A: No. All detection happens locally. The only network requests are to the Ollama API (if enabled) and they stay on your local machine (or the host you specify with OLLAMA_HOST). No data is uploaded to any remote server.

Q: Can I use llmfit without Ollama?

A: Absolutely. The TUI and CLI work perfectly with no Ollama dependency. You just won’t see installed status or be able to download models directly. The core functionality—hardware detection, model scoring, and ranking—doesn’t require Ollama at all.

Final Thoughts

From trial-and-error to informed decision-making, llmfit fills a crucial gap in the local LLM workflow.
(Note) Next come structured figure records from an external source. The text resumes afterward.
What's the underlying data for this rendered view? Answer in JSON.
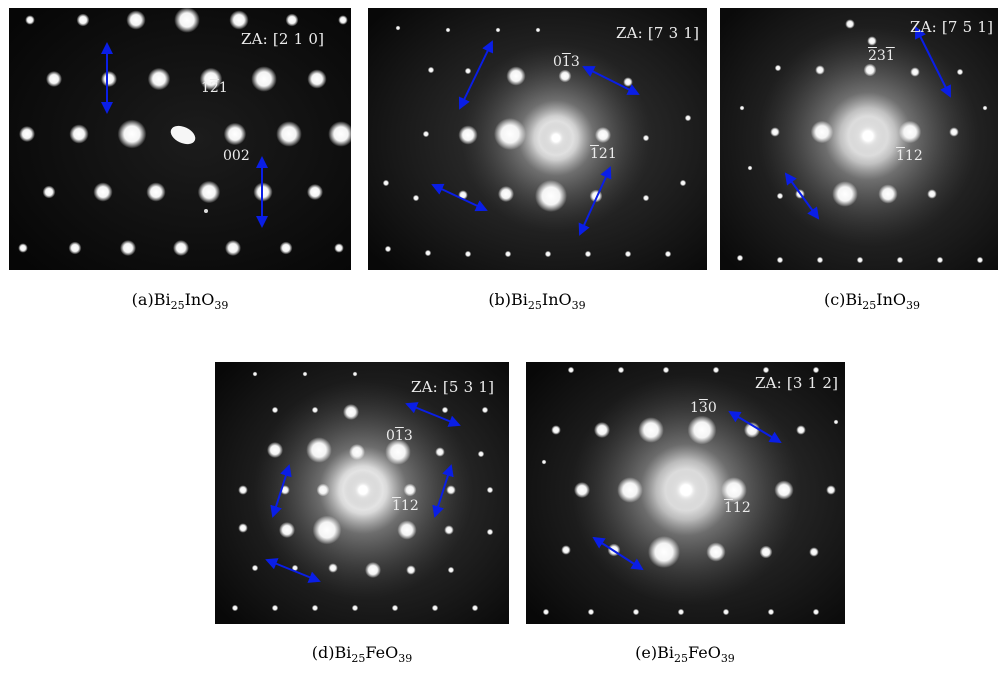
{
  "panels": [
    {
      "zone_axis": "ZA: [2 1 0]",
      "index_labels": [
        {
          "pre": "1",
          "bar": "2",
          "post": "1"
        },
        {
          "pre": "002",
          "bar": "",
          "post": ""
        }
      ],
      "caption": {
        "prefix": "(a)Bi",
        "s1": "25",
        "mid": "InO",
        "s2": "39"
      }
    },
    {
      "zone_axis": "ZA: [7 3 1]",
      "index_labels": [
        {
          "pre": "0",
          "bar": "1",
          "post": "3"
        },
        {
          "pre": "",
          "bar": "1",
          "post": "21"
        }
      ],
      "caption": {
        "prefix": "(b)Bi",
        "s1": "25",
        "mid": "InO",
        "s2": "39"
      }
    },
    {
      "zone_axis": "ZA: [7 5 1]",
      "index_labels": [
        {
          "pre": "",
          "bar": "2",
          "post": "3",
          "bar2": "1"
        },
        {
          "pre": "",
          "bar": "1",
          "post": "12"
        }
      ],
      "caption": {
        "prefix": "(c)Bi",
        "s1": "25",
        "mid": "InO",
        "s2": "39"
      }
    },
    {
      "zone_axis": "ZA: [5 3 1]",
      "index_labels": [
        {
          "pre": "0",
          "bar": "1",
          "post": "3"
        },
        {
          "pre": "",
          "bar": "1",
          "post": "12"
        }
      ],
      "caption": {
        "prefix": "(d)Bi",
        "s1": "25",
        "mid": "FeO",
        "s2": "39"
      }
    },
    {
      "zone_axis": "ZA: [3 1 2]",
      "index_labels": [
        {
          "pre": "1",
          "bar": "3",
          "post": "0"
        },
        {
          "pre": "",
          "bar": "1",
          "post": "12"
        }
      ],
      "caption": {
        "prefix": "(e)Bi",
        "s1": "25",
        "mid": "FeO",
        "s2": "39"
      }
    }
  ],
  "colors": {
    "arrow": "#0a1ee6",
    "spot": "#ffffff",
    "background": "#000000"
  }
}
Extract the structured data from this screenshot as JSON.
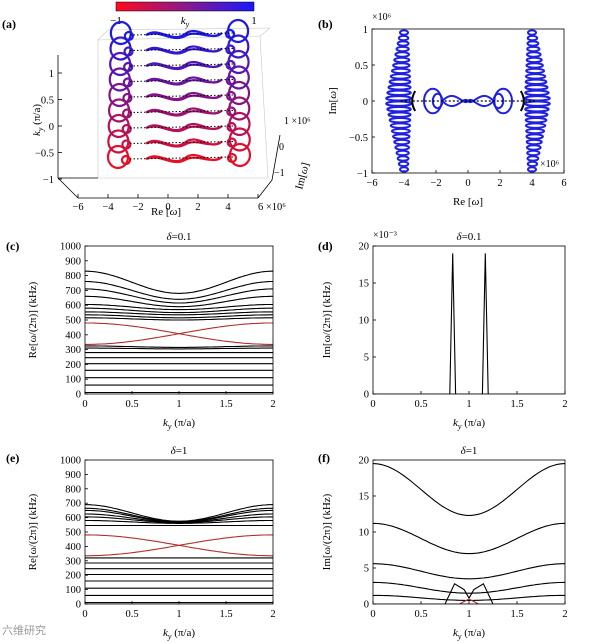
{
  "colors": {
    "red": "#e0102a",
    "blue": "#2020e0",
    "dark_red": "#b03030",
    "black": "#000000"
  },
  "colorbar": {
    "label": "ky",
    "min_label": "−1",
    "max_label": "1"
  },
  "panels": {
    "a": {
      "letter": "(a)",
      "xlabel": "Re [ω]",
      "ylabel": "ky (π/a)",
      "zlabel": "Im[ω]",
      "x_ticks": [
        "−6",
        "−4",
        "−2",
        "0",
        "2",
        "4",
        "6 ×10⁶"
      ],
      "y_ticks": [
        "1",
        "0.5",
        "0",
        "−0.5",
        "−1"
      ],
      "z_ticks": [
        "1 ×10⁶",
        "0",
        "−1"
      ]
    },
    "b": {
      "letter": "(b)",
      "xlabel": "Re [ω]",
      "ylabel": "Im[ω]",
      "exp_top": "×10⁶",
      "exp_right": "×10⁶",
      "x_ticks": [
        "−6",
        "−4",
        "−2",
        "0",
        "2",
        "4",
        "6"
      ],
      "y_ticks": [
        "1",
        "0.5",
        "0",
        "−0.5",
        "−1"
      ]
    }
  },
  "chart_data": [
    {
      "id": "c",
      "letter": "(c)",
      "type": "line",
      "title": "δ=0.1",
      "xlabel": "ky (π/a)",
      "ylabel": "Re[ω/(2π)] (kHz)",
      "xlim": [
        0,
        2
      ],
      "ylim": [
        0,
        1000
      ],
      "x_ticks": [
        "0",
        "0.5",
        "1",
        "1.5",
        "2"
      ],
      "y_ticks": [
        "0",
        "100",
        "200",
        "300",
        "400",
        "500",
        "600",
        "700",
        "800",
        "900",
        "1000"
      ],
      "series": [
        {
          "name": "band1",
          "color": "black",
          "endpoint_values": [
            10
          ],
          "center_value": 10,
          "curvature": "flat"
        },
        {
          "name": "band2",
          "color": "black",
          "endpoint_values": [
            60
          ],
          "center_value": 60
        },
        {
          "name": "band3",
          "color": "black",
          "endpoint_values": [
            110
          ],
          "center_value": 110
        },
        {
          "name": "band4",
          "color": "black",
          "endpoint_values": [
            160
          ],
          "center_value": 160
        },
        {
          "name": "band5",
          "color": "black",
          "endpoint_values": [
            205
          ],
          "center_value": 205
        },
        {
          "name": "band6",
          "color": "black",
          "endpoint_values": [
            245
          ],
          "center_value": 245
        },
        {
          "name": "band7",
          "color": "black",
          "endpoint_values": [
            280
          ],
          "center_value": 280
        },
        {
          "name": "band8",
          "color": "black",
          "endpoint_values": [
            310
          ],
          "center_value": 305
        },
        {
          "name": "band9",
          "color": "black",
          "endpoint_values": [
            325
          ],
          "center_value": 315
        },
        {
          "name": "red_cross_1",
          "color": "red",
          "endpoint_values": [
            335
          ],
          "center_value": 410,
          "end_value": 480
        },
        {
          "name": "red_cross_2",
          "color": "red",
          "endpoint_values": [
            480
          ],
          "center_value": 410,
          "end_value": 335
        },
        {
          "name": "band10",
          "color": "black",
          "endpoint_values": [
            515
          ],
          "center_value": 500
        },
        {
          "name": "band11",
          "color": "black",
          "endpoint_values": [
            535
          ],
          "center_value": 515
        },
        {
          "name": "band12",
          "color": "black",
          "endpoint_values": [
            555
          ],
          "center_value": 535
        },
        {
          "name": "band13",
          "color": "black",
          "endpoint_values": [
            580
          ],
          "center_value": 550
        },
        {
          "name": "band14",
          "color": "black",
          "endpoint_values": [
            605
          ],
          "center_value": 570
        },
        {
          "name": "band15",
          "color": "black",
          "endpoint_values": [
            660
          ],
          "center_value": 590
        },
        {
          "name": "band16",
          "color": "black",
          "endpoint_values": [
            710
          ],
          "center_value": 615
        },
        {
          "name": "band17",
          "color": "black",
          "endpoint_values": [
            760
          ],
          "center_value": 640
        },
        {
          "name": "band18",
          "color": "black",
          "endpoint_values": [
            830
          ],
          "center_value": 680
        }
      ]
    },
    {
      "id": "d",
      "letter": "(d)",
      "type": "line",
      "title": "δ=0.1",
      "xlabel": "ky (π/a)",
      "ylabel": "Im[ω/(2π)] (kHz)",
      "exponent": "×10⁻³",
      "xlim": [
        0,
        2
      ],
      "ylim": [
        0,
        20
      ],
      "x_ticks": [
        "0",
        "0.5",
        "1",
        "1.5",
        "2"
      ],
      "y_ticks": [
        "0",
        "5",
        "10",
        "15",
        "20"
      ],
      "series": [
        {
          "name": "baseline",
          "color": "red",
          "x": [
            0,
            2
          ],
          "y": [
            0,
            0
          ]
        },
        {
          "name": "spike_left",
          "color": "black",
          "x": [
            0.8,
            0.83,
            0.86
          ],
          "y": [
            0,
            19,
            0
          ]
        },
        {
          "name": "spike_right",
          "color": "black",
          "x": [
            1.14,
            1.17,
            1.2
          ],
          "y": [
            0,
            19,
            0
          ]
        }
      ]
    },
    {
      "id": "e",
      "letter": "(e)",
      "type": "line",
      "title": "δ=1",
      "xlabel": "ky (π/a)",
      "ylabel": "Re[ω/(2π)] (kHz)",
      "xlim": [
        0,
        2
      ],
      "ylim": [
        0,
        1000
      ],
      "x_ticks": [
        "0",
        "0.5",
        "1",
        "1.5",
        "2"
      ],
      "y_ticks": [
        "0",
        "100",
        "200",
        "300",
        "400",
        "500",
        "600",
        "700",
        "800",
        "900",
        "1000"
      ],
      "series": [
        {
          "name": "band1",
          "color": "black",
          "endpoint_values": [
            10
          ],
          "center_value": 10
        },
        {
          "name": "band2",
          "color": "black",
          "endpoint_values": [
            60
          ],
          "center_value": 60
        },
        {
          "name": "band3",
          "color": "black",
          "endpoint_values": [
            110
          ],
          "center_value": 110
        },
        {
          "name": "band4",
          "color": "black",
          "endpoint_values": [
            160
          ],
          "center_value": 160
        },
        {
          "name": "band5",
          "color": "black",
          "endpoint_values": [
            205
          ],
          "center_value": 205
        },
        {
          "name": "band6",
          "color": "black",
          "endpoint_values": [
            245
          ],
          "center_value": 245
        },
        {
          "name": "band7",
          "color": "black",
          "endpoint_values": [
            285
          ],
          "center_value": 285
        },
        {
          "name": "band8",
          "color": "black",
          "endpoint_values": [
            320
          ],
          "center_value": 320
        },
        {
          "name": "red_cross_1",
          "color": "red",
          "endpoint_values": [
            335
          ],
          "center_value": 410,
          "end_value": 480
        },
        {
          "name": "red_cross_2",
          "color": "red",
          "endpoint_values": [
            480
          ],
          "center_value": 410,
          "end_value": 335
        },
        {
          "name": "band9",
          "color": "black",
          "endpoint_values": [
            545
          ],
          "center_value": 545
        },
        {
          "name": "band10",
          "color": "black",
          "endpoint_values": [
            580
          ],
          "center_value": 560
        },
        {
          "name": "band11",
          "color": "black",
          "endpoint_values": [
            605
          ],
          "center_value": 565
        },
        {
          "name": "band12",
          "color": "black",
          "endpoint_values": [
            625
          ],
          "center_value": 568
        },
        {
          "name": "band13",
          "color": "black",
          "endpoint_values": [
            650
          ],
          "center_value": 570
        },
        {
          "name": "band14",
          "color": "black",
          "endpoint_values": [
            665
          ],
          "center_value": 572
        },
        {
          "name": "band15",
          "color": "black",
          "endpoint_values": [
            690
          ],
          "center_value": 575
        }
      ]
    },
    {
      "id": "f",
      "letter": "(f)",
      "type": "line",
      "title": "δ=1",
      "xlabel": "ky (π/a)",
      "ylabel": "Im[ω/(2π)] (kHz)",
      "xlim": [
        0,
        2
      ],
      "ylim": [
        0,
        20
      ],
      "x_ticks": [
        "0",
        "0.5",
        "1",
        "1.5",
        "2"
      ],
      "y_ticks": [
        "0",
        "5",
        "10",
        "15",
        "20"
      ],
      "series": [
        {
          "name": "band_top",
          "color": "black",
          "endpoint_values": [
            19.5
          ],
          "center_value": 12.3
        },
        {
          "name": "band_2",
          "color": "black",
          "endpoint_values": [
            11.2
          ],
          "center_value": 7.0
        },
        {
          "name": "band_3",
          "color": "black",
          "endpoint_values": [
            5.6
          ],
          "center_value": 3.5
        },
        {
          "name": "band_4",
          "color": "black",
          "endpoint_values": [
            3.0
          ],
          "center_value": 1.5
        },
        {
          "name": "band_5",
          "color": "black",
          "endpoint_values": [
            1.2
          ],
          "center_value": 0.5
        },
        {
          "name": "arch_left",
          "color": "black",
          "x": [
            0.75,
            0.85,
            0.95,
            1.0
          ],
          "y": [
            0,
            2.8,
            2.0,
            0.8
          ]
        },
        {
          "name": "arch_right",
          "color": "black",
          "x": [
            1.0,
            1.05,
            1.15,
            1.25
          ],
          "y": [
            0.8,
            2.0,
            2.8,
            0
          ]
        },
        {
          "name": "baseline",
          "color": "red",
          "x": [
            0,
            2
          ],
          "y": [
            0,
            0
          ]
        },
        {
          "name": "red_bump",
          "color": "red",
          "x": [
            0.9,
            1.0,
            1.1
          ],
          "y": [
            0,
            0.7,
            0
          ]
        }
      ]
    }
  ],
  "watermark": "六维研究"
}
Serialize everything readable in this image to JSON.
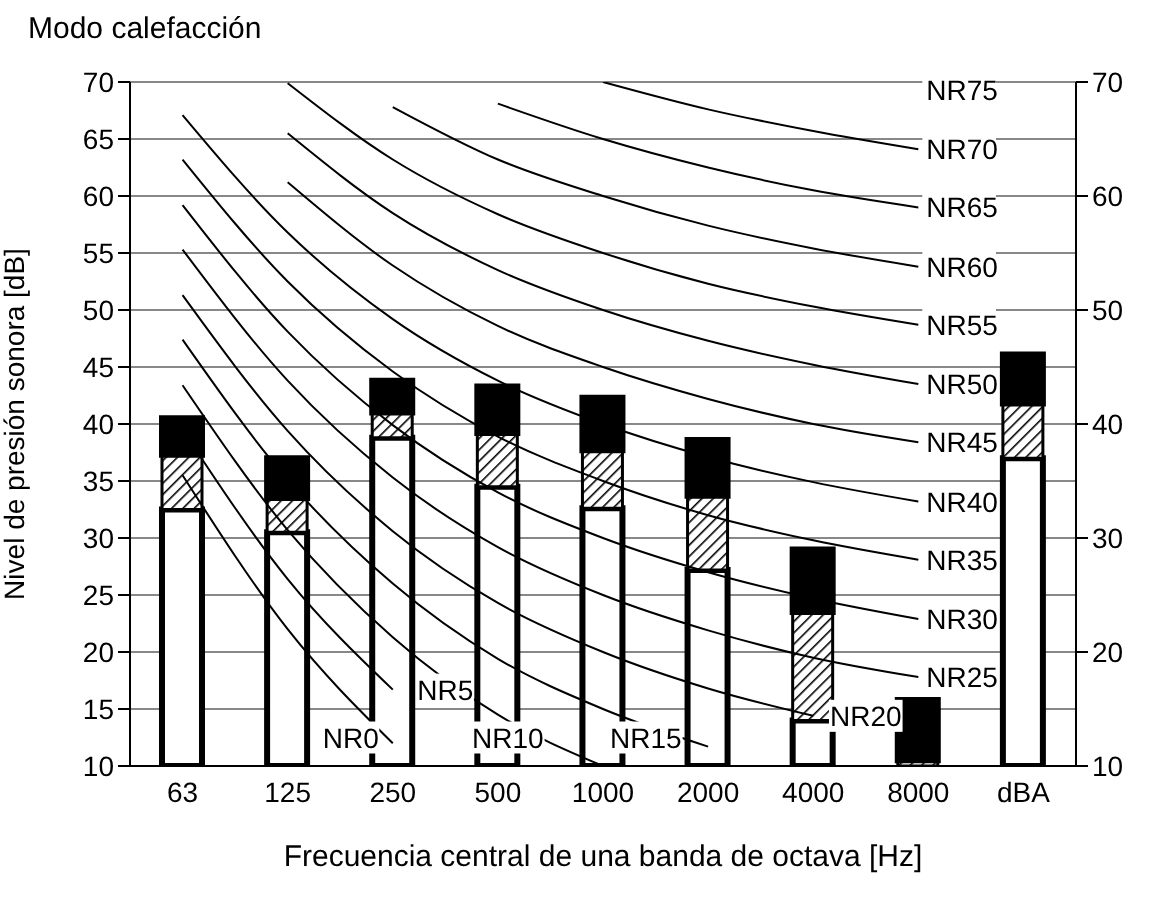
{
  "chart_data": {
    "type": "bar",
    "title": "Modo calefacción",
    "xlabel": "Frecuencia central de una banda de octava [Hz]",
    "ylabel": "Nivel de presión sonora [dB]",
    "categories": [
      "63",
      "125",
      "250",
      "500",
      "1000",
      "2000",
      "4000",
      "8000",
      "dBA"
    ],
    "series": [
      {
        "color": "#ffffff",
        "base": [
          10,
          10,
          10,
          10,
          10,
          10,
          10,
          null,
          10
        ],
        "values": [
          22.5,
          20.5,
          28.8,
          24.5,
          22.6,
          17.2,
          4,
          null,
          27
        ]
      },
      {
        "color": "#000000",
        "base": [
          32.5,
          30.5,
          38.8,
          34.5,
          32.6,
          27.2,
          14,
          10,
          37
        ],
        "values": [
          4.8,
          3,
          2.2,
          4.7,
          5.1,
          6.5,
          9.5,
          0.5,
          4.8
        ]
      },
      {
        "color": "#000000",
        "base": [
          37.3,
          33.5,
          41,
          39.2,
          37.7,
          33.7,
          23.5,
          10.5,
          41.8
        ],
        "values": [
          3.2,
          3.5,
          2.8,
          4.1,
          4.6,
          4.9,
          5.5,
          5.3,
          4.3
        ]
      },
      {
        "type": "line",
        "name": "NR0",
        "color": "#000000",
        "values": [
          35.5,
          22,
          12,
          null,
          null,
          null,
          null,
          null,
          null
        ]
      },
      {
        "type": "line",
        "name": "NR5",
        "color": "#000000",
        "values": [
          39.5,
          26.4,
          16.7,
          null,
          null,
          null,
          null,
          null,
          null
        ]
      },
      {
        "type": "line",
        "name": "NR10",
        "color": "#000000",
        "values": [
          43.4,
          30.7,
          21.3,
          14.5,
          10,
          null,
          null,
          null,
          null
        ]
      },
      {
        "type": "line",
        "name": "NR15",
        "color": "#000000",
        "values": [
          47.4,
          35.1,
          26,
          19.4,
          15,
          11.7,
          null,
          null,
          null
        ]
      },
      {
        "type": "line",
        "name": "NR20",
        "color": "#000000",
        "values": [
          51.3,
          39.4,
          30.6,
          24.3,
          20,
          16.8,
          14.4,
          null,
          null
        ]
      },
      {
        "type": "line",
        "name": "NR25",
        "color": "#000000",
        "values": [
          55.3,
          43.8,
          35.3,
          29.2,
          25,
          21.9,
          19.5,
          17.8,
          null
        ]
      },
      {
        "type": "line",
        "name": "NR30",
        "color": "#000000",
        "values": [
          59.2,
          48.1,
          39.9,
          34,
          30,
          27,
          24.7,
          22.9,
          null
        ]
      },
      {
        "type": "line",
        "name": "NR35",
        "color": "#000000",
        "values": [
          63.2,
          52.5,
          44.6,
          38.9,
          35,
          32,
          29.8,
          28.1,
          null
        ]
      },
      {
        "type": "line",
        "name": "NR40",
        "color": "#000000",
        "values": [
          67.1,
          56.8,
          49.2,
          43.8,
          40,
          37.1,
          34.9,
          33.2,
          null
        ]
      },
      {
        "type": "line",
        "name": "NR45",
        "color": "#000000",
        "values": [
          null,
          61.2,
          53.9,
          48.6,
          45,
          42.2,
          40,
          38.4,
          null
        ]
      },
      {
        "type": "line",
        "name": "NR50",
        "color": "#000000",
        "values": [
          null,
          65.5,
          58.5,
          53.5,
          50,
          47.3,
          45.2,
          43.5,
          null
        ]
      },
      {
        "type": "line",
        "name": "NR55",
        "color": "#000000",
        "values": [
          null,
          69.9,
          63.2,
          58.4,
          55,
          52.3,
          50.3,
          48.7,
          null
        ]
      },
      {
        "type": "line",
        "name": "NR60",
        "color": "#000000",
        "values": [
          null,
          null,
          67.8,
          63.2,
          60,
          57.4,
          55.4,
          53.8,
          null
        ]
      },
      {
        "type": "line",
        "name": "NR65",
        "color": "#000000",
        "values": [
          null,
          null,
          null,
          68.1,
          65,
          62.5,
          60.5,
          59,
          null
        ]
      },
      {
        "type": "line",
        "name": "NR70",
        "color": "#000000",
        "values": [
          null,
          null,
          null,
          null,
          70,
          67.6,
          65.7,
          64.1,
          null
        ]
      }
    ],
    "annotations": [
      "NR75"
    ],
    "ylim": [
      10,
      70
    ],
    "yticks": [
      10,
      15,
      20,
      25,
      30,
      35,
      40,
      45,
      50,
      55,
      60,
      65,
      70
    ],
    "y2lim": [
      10,
      70
    ],
    "y2ticks": [
      10,
      20,
      30,
      40,
      50,
      60,
      70
    ],
    "grid": "y",
    "marker": "none",
    "line_style": "solid"
  }
}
It’s more than just a hardware checker—it’s an intelligent recommendation engine that combines dynamic quantization, MoE awareness, and multi-dimensional scoring. Whether you’re an AI hobbyist, a researcher, or someone who wants to run LLMs locally for privacy and control, llmfit saves you hours of guesswork.

One command. No more guessing. Just the right model for your hardware.